The National Small Business Chamber said many SMEs continue to struggle because funding models remain heavily geared toward traditional banking principles rather than the operational realities of smaller businesses. The organisation noted that affordability, communication breakdowns and long turnaround times remain among the biggest frustrations raised by entrepreneurs.
A system struggling to assess SMEs
Industry experts say the issue is compounded by how financial institutions measure risk. SMEs are often viewed as high-risk borrowers due to irregular cash flow, limited credit histories and higher failure rates, making lenders more cautious.
This has created what economists often describe as the “missing middle”, where businesses needing moderate levels of growth capital fall between microfinance support and large-scale commercial funding.
Recent discussions by the IDC around blended finance and partnership-driven funding models are aimed at addressing some of these gaps by expanding the pool of capital available to SMEs. However, experts warn that unless approval systems become faster and more flexible, structural barriers will persist.
The stakes are significant. SMEs account for a substantial share of employment in South Africa and are widely viewed as critical to economic growth in a low-investment environment.
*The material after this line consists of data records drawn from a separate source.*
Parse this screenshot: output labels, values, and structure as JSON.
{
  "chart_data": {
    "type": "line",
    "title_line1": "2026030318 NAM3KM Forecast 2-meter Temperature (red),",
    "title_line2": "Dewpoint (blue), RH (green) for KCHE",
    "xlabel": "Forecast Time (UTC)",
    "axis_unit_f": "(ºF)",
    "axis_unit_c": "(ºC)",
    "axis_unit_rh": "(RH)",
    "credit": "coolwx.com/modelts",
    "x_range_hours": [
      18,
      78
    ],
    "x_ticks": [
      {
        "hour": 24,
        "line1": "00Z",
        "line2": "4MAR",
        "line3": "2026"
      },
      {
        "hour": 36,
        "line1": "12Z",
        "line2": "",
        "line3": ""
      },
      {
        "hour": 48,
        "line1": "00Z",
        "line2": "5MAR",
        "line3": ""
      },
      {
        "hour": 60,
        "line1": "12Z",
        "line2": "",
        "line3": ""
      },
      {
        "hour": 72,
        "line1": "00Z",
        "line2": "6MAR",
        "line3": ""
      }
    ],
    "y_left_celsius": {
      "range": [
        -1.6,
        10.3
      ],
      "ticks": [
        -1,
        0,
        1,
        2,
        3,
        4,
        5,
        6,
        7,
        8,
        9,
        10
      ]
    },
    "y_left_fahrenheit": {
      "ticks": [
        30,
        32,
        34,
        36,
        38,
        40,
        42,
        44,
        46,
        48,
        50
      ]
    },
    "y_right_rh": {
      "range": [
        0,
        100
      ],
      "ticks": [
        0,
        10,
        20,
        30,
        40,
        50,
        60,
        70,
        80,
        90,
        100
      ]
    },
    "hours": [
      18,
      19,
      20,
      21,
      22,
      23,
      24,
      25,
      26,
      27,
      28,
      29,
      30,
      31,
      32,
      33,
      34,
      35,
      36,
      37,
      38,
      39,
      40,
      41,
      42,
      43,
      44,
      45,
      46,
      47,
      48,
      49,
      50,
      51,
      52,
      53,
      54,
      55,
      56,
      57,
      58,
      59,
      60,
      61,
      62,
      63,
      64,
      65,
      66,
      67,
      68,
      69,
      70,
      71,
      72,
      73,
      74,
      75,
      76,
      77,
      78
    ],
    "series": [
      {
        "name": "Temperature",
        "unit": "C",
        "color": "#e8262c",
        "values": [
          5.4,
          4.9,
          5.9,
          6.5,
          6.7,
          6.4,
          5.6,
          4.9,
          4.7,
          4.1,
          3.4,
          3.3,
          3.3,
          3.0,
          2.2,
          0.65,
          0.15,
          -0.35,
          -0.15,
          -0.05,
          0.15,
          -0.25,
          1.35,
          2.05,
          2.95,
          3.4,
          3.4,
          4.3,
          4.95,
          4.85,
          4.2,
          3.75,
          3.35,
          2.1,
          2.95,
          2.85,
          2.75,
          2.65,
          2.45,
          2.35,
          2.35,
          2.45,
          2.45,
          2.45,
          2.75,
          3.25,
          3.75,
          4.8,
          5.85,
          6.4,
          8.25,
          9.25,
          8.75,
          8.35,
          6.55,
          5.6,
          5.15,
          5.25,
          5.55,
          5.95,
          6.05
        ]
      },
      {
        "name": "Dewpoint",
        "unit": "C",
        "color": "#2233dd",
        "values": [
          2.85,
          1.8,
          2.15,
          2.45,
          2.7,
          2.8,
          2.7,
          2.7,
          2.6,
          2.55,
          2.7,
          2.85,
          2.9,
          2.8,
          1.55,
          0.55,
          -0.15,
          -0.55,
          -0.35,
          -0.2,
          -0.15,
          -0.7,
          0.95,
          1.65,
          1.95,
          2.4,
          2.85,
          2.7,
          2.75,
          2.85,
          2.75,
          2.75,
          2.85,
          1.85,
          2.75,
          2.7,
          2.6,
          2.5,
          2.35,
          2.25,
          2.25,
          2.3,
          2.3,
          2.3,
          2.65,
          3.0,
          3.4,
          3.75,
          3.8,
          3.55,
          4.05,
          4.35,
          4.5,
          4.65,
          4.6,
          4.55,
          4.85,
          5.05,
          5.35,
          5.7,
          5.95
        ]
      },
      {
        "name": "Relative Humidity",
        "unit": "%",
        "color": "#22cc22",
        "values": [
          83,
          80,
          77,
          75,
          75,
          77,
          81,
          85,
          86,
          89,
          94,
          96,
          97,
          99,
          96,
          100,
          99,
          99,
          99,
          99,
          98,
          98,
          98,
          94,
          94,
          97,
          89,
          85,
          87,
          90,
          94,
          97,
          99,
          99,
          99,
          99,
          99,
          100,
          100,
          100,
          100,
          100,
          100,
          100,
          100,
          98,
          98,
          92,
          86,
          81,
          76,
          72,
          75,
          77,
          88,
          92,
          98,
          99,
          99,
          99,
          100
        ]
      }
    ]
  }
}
Yet limited access to finance continues to constrain expansion, hiring and long-term sustainability.
As pressure mounts on development finance institutions to improve accessibility, the growing consensus among entrepreneurs and industry bodies is that South Africa’s SME funding crisis is no longer simply about the shortage of capital, but about whether the financial system is designed in a way that small businesses can realistically navigate.